Bad Arolsen, Germany The bound ledger with frayed binding contains a list of Jews rounded up in Holland and transported to Nazi death camps. Among the names is "Frank, Annelise M," her date of birth (June 12, 1929), Amsterdam address before she went into hiding (Merwedeplein 37) and the date she was sent to a concentration camp (Sept. 3, 1944).
Frank, Annelise M. is Anne Frank.
Six months later, at age 15, she died an anonymous death, one of some 35,000 casualties of typhus that ravaged the Bergen-Belsen camp. After the war, "The Diary of Anne Frank," written during her 25 months hiding in a tiny apartment with seven others, would become the most widely read book ever written on the Holocaust.

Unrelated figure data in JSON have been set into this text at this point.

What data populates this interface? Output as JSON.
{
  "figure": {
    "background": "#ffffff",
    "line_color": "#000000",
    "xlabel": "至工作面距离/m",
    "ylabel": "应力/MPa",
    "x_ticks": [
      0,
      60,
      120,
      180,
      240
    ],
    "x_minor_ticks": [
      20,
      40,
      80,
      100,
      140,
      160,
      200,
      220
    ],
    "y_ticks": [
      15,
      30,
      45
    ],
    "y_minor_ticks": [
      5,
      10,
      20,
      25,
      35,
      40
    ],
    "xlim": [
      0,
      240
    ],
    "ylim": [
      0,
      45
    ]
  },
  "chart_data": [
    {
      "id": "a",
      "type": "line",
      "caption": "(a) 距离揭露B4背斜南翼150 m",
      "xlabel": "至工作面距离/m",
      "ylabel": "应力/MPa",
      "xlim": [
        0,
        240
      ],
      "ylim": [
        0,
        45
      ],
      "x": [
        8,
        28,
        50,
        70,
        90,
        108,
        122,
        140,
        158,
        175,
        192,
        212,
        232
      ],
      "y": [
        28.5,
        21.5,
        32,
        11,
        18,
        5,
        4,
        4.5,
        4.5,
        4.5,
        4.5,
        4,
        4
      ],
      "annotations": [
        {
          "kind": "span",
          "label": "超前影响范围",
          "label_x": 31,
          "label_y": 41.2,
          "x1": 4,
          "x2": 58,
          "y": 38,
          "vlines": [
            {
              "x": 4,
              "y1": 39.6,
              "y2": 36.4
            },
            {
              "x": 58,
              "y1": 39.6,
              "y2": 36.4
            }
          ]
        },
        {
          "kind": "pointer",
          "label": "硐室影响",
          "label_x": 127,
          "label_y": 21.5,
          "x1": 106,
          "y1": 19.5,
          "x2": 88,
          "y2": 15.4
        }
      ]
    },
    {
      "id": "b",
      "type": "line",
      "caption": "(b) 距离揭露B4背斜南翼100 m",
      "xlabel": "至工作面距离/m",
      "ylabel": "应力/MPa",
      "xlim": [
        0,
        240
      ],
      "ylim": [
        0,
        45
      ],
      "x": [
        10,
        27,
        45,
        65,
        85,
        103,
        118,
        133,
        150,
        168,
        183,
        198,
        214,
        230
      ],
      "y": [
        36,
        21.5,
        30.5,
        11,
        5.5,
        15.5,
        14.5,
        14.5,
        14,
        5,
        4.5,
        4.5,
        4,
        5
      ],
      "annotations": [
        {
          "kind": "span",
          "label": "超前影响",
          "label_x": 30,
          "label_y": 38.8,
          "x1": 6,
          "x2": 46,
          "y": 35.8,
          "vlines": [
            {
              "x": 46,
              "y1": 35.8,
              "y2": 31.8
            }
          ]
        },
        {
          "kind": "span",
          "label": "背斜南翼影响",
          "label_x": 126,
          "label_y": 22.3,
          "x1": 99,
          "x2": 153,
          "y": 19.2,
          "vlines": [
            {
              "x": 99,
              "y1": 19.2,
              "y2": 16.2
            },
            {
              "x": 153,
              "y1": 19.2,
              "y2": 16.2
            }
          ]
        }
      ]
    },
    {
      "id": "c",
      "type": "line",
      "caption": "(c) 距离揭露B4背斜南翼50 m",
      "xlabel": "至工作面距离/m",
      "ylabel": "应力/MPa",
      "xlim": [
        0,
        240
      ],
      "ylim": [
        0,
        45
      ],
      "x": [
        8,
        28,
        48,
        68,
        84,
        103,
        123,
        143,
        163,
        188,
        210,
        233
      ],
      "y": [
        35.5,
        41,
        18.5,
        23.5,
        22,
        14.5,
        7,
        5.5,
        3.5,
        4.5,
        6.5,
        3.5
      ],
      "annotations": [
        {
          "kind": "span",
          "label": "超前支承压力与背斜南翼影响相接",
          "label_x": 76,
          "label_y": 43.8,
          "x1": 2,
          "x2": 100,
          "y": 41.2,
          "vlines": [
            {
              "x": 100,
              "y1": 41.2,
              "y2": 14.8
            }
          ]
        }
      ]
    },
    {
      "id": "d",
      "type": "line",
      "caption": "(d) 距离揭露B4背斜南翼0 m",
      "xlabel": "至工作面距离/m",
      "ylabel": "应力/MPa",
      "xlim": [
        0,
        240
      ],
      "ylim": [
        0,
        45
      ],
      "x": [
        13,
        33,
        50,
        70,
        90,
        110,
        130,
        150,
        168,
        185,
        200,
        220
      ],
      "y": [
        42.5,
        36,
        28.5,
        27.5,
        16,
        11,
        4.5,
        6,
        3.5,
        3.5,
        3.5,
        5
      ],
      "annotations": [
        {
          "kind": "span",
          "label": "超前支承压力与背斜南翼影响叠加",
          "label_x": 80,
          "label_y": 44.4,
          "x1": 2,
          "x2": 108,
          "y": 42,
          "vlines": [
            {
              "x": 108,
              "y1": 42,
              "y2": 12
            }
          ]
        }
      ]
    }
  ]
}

The details about Anne Frank are among the millions of documents held by the International Tracing Service, or ITS, an arm of the International Committee of the Red Cross.
The vast archive contains 16 miles of files in six buildings in a German town. It's the fullest record of Nazi persecutions in existence. The ITS, due to privacy concerns, has kept the files closed for half a century, but the policy is about to change.
In May, after years of pressure from the U.S. and survivors' groups, the 11 countries overseeing the archive agreed to unseal the files for scholars as well as victims and their families.
It may take a year or more for the files to open fully. Until then, access is tightly restricted.